Fast forward some 40 years, and here I sit, still writing away, but faced with the new dilemma of how to not only compete in a field that has changed so drastically since I started out, but how to make my voice heard in this cacophonous crowd of others, all shouting to be noticed.
It’s not easy, being an old writer in a new world. I used to send meticulously written and proofread letters to agents, or sometimes publishers. I’d send excerpts to magazines, I’d talk with published writer friends and take their advice. I had spreadsheets and lists of places I’d queried and it was always shifting and changing as I added some names and crossed off others. Lest this make me sound like a giant loser who regularly sends agents screaming into the streets, I should add that I didn’t do this every day, just periodically when I’d come up from my writing for a breath of air and a bucket of cold reality. But the good part of it, the best part, really, was that it taught me the system. I knew it inside and out. Other writers would come to me with their questions, even though I’d never quite scaled the mountain. I was the Susan Lucci of traditional publishing.
Then self-publishing took on a life of its own. While I was distracted putting stamps on envelopes stuffed with query letters, everyone who didn’t already have a book contract had begun publishing their work themselves, and using words like “indie,” “epub,” and “Kindle.” They were promoting themselves on Facebook and Twitter. They were getting big boxes full of their shiny new books delivered to their doorsteps, selling them, pocketing the profits, while I was standing on top of a mountain of paper and old Writer’s Markets going “Indie what? Where? Buh?”
That’s where my story took a plot twist. I did exhaustive research into what was involved with this new world of self-publishing, and decided to give it a shot. I’ve done pretty well – my first two books have seen decent sales – but I’ve also discovered that indie publishing may bring in giant figures for J.K. Rowling, Stephen King, and David Mamet, but I’m facing the same struggle I’ve had since the beginning: how does an unknown writer make his or her voice heard? How can I make my work stand out from the crowd?
This is where I should launch into an explanation of all the answers I’ve uncovered, but the truth is I’m still working on it. The one answer I can share is that I’ve learned, first and foremost, the best way for a writer to rise above the crowd is by being an amazing writer.
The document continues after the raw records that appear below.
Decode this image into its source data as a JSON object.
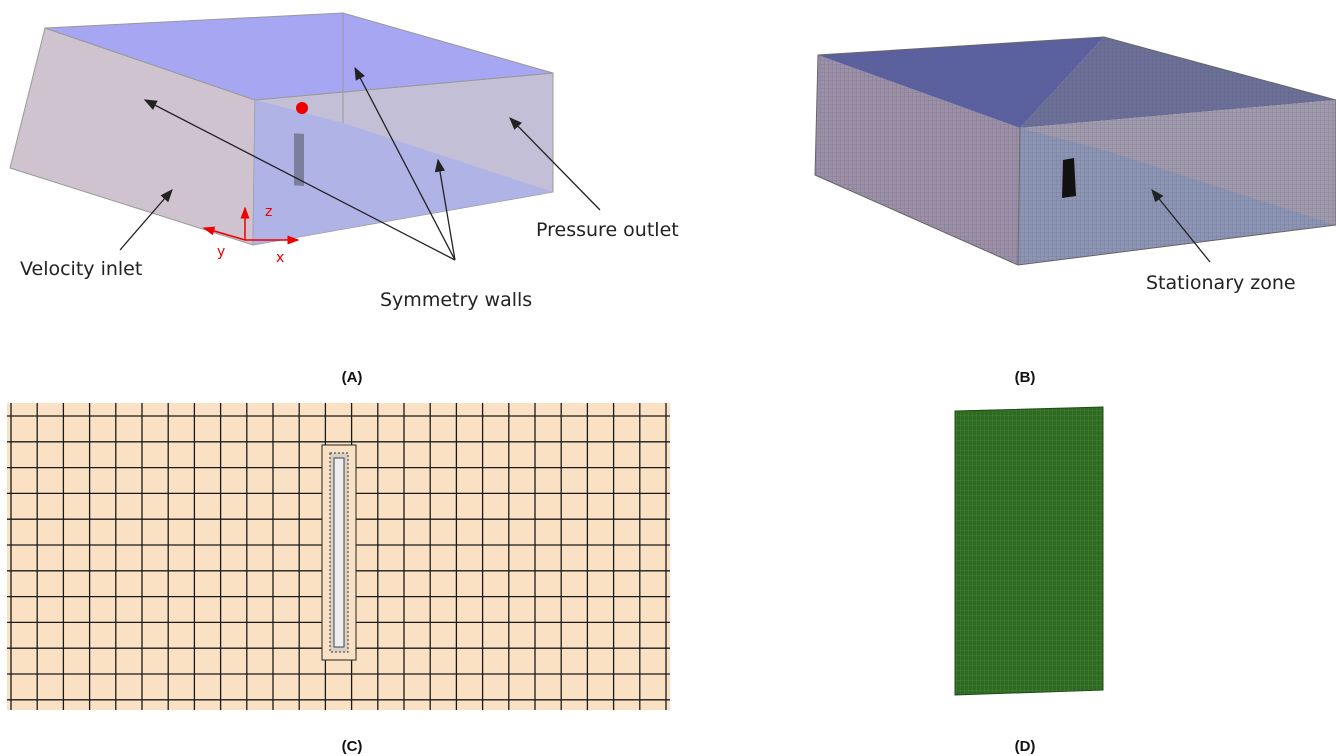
{
  "panels": {
    "a": {
      "caption": "(A)",
      "labels": {
        "velocity_inlet": "Velocity inlet",
        "symmetry_walls": "Symmetry walls",
        "pressure_outlet": "Pressure outlet"
      },
      "axes": {
        "x": "x",
        "y": "y",
        "z": "z"
      }
    },
    "b": {
      "caption": "(B)",
      "labels": {
        "stationary_zone": "Stationary zone"
      }
    },
    "c": {
      "caption": "(C)"
    },
    "d": {
      "caption": "(D)"
    }
  }
}
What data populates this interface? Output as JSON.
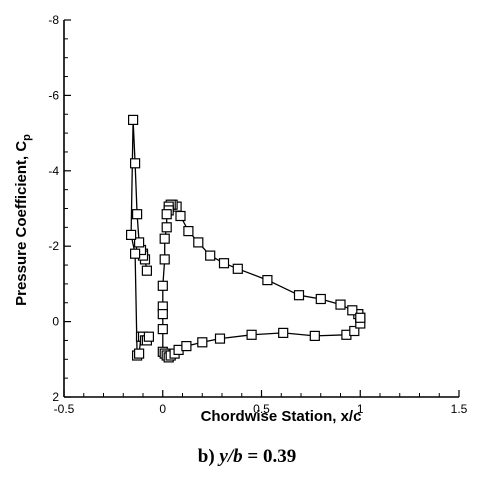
{
  "caption": {
    "prefix": "b) ",
    "var": "y/b",
    "rest": " = 0.39"
  },
  "chart_data": {
    "type": "line",
    "xlabel": "Chordwise Station, x/c",
    "ylabel": "Pressure Coefficient, C",
    "ylabel_sub": "p",
    "xlim": [
      -0.5,
      1.5
    ],
    "ylim": [
      2,
      -8
    ],
    "y_inverted": true,
    "xticks": [
      -0.5,
      0,
      0.5,
      1,
      1.5
    ],
    "xtick_labels": [
      "-0.5",
      "0",
      "0.5",
      "1",
      "1.5"
    ],
    "yticks": [
      2,
      0,
      -2,
      -4,
      -6,
      -8
    ],
    "ytick_labels": [
      "2",
      "0",
      "-2",
      "-4",
      "-6",
      "-8"
    ],
    "grid": false,
    "marker": "open-square",
    "series": [
      {
        "name": "",
        "x": [
          1.0,
          0.99,
          0.96,
          0.9,
          0.8,
          0.69,
          0.53,
          0.38,
          0.31,
          0.24,
          0.18,
          0.13,
          0.09,
          0.07,
          0.05,
          0.04,
          0.03,
          0.03,
          0.02,
          0.02,
          0.01,
          0.01,
          0.0,
          0.0,
          0.0,
          0.0,
          0.0,
          0.01,
          0.02,
          0.03,
          0.04,
          0.06,
          0.08,
          0.12,
          0.2,
          0.29,
          0.45,
          0.61,
          0.77,
          0.93,
          0.97,
          1.0,
          1.0
        ],
        "y": [
          -0.1,
          -0.2,
          -0.3,
          -0.45,
          -0.6,
          -0.7,
          -1.1,
          -1.4,
          -1.55,
          -1.75,
          -2.1,
          -2.4,
          -2.8,
          -3.05,
          -3.1,
          -3.1,
          -3.05,
          -2.95,
          -2.85,
          -2.5,
          -2.2,
          -1.65,
          -0.95,
          -0.4,
          -0.2,
          0.2,
          0.8,
          0.85,
          0.9,
          0.95,
          0.9,
          0.85,
          0.75,
          0.65,
          0.55,
          0.45,
          0.35,
          0.3,
          0.38,
          0.35,
          0.25,
          0.05,
          -0.1
        ]
      },
      {
        "name": "",
        "x": [
          -0.08,
          -0.09,
          -0.1,
          -0.1,
          -0.11,
          -0.12,
          -0.13,
          -0.14,
          -0.15,
          -0.16,
          -0.14,
          -0.13,
          -0.12,
          -0.11,
          -0.1,
          -0.09,
          -0.08,
          -0.07
        ],
        "y": [
          -1.35,
          -1.65,
          -1.8,
          -1.75,
          -1.9,
          -2.1,
          -2.85,
          -4.2,
          -5.35,
          -2.3,
          -1.8,
          0.9,
          0.85,
          0.4,
          0.4,
          0.5,
          0.5,
          0.4
        ]
      }
    ]
  }
}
Sad to say, self-publishing has made it easy for anyone with a computer to proclaim themselves a writer, pound out a book, and slap it up on Amazon for 99 cents – typos, grammatical errors, slopping writing and all. It even makes me feel a twinge (but just a tiny one) for agents and publishers and what they must have to weed through every day to find the good writers. Yes, anyone can write a book and publish it themselves, but unless it’s a good book, the kind that makes people tell their friends “You have GOT to read this” and makes them eagerly wait for your next one, your work isn’t art. It’s nothing more than a commodity.
The idea of it taking a year or more to write a book is one that’s becoming more foreign as our instant-gratification society has lost what was left of its patience. And writers seem to have somehow caught that bug, the one that tries to make everyone believe that anything worth doing is only worth doing right now. That’s where my old writer soul steps forward and draws a line in the sand. I’ve been writing my current book for a year and a half, and I’m easily another four months from being finished. That’s a mighty long time in this day and age, I agree. But I’m enjoying the process – the research, the rewriting, the learning.
I’ve found that to be probably the most important aspect of writing for me: what I’m learning from reading the world’s truly great writers, what I’m discovering about myself as a writer, what I’m hearing in my own voice now that I’m actually listening. My favorite contemporary writer, Jonathan Franzen, said it best in his memoir “The Discomfort Zone.” In a line so profoundly moving that I printed it out and pinned it to the wall in my writing room, Franzen said “The season had changed overnight and I was reading better books, and trying to write every day, starting over from scratch now, by myself.”
For me, it’s not about speed, it’s not about how many books I can get up on Amazon in the course of a year. There’s a reason you can’t find books by Saul Bellow and Vladimir Nabokov and Philip Roth in Amazon’s free e-book bin. It’s about quality. Writing is an art, and it’s time we get back to treating it as such.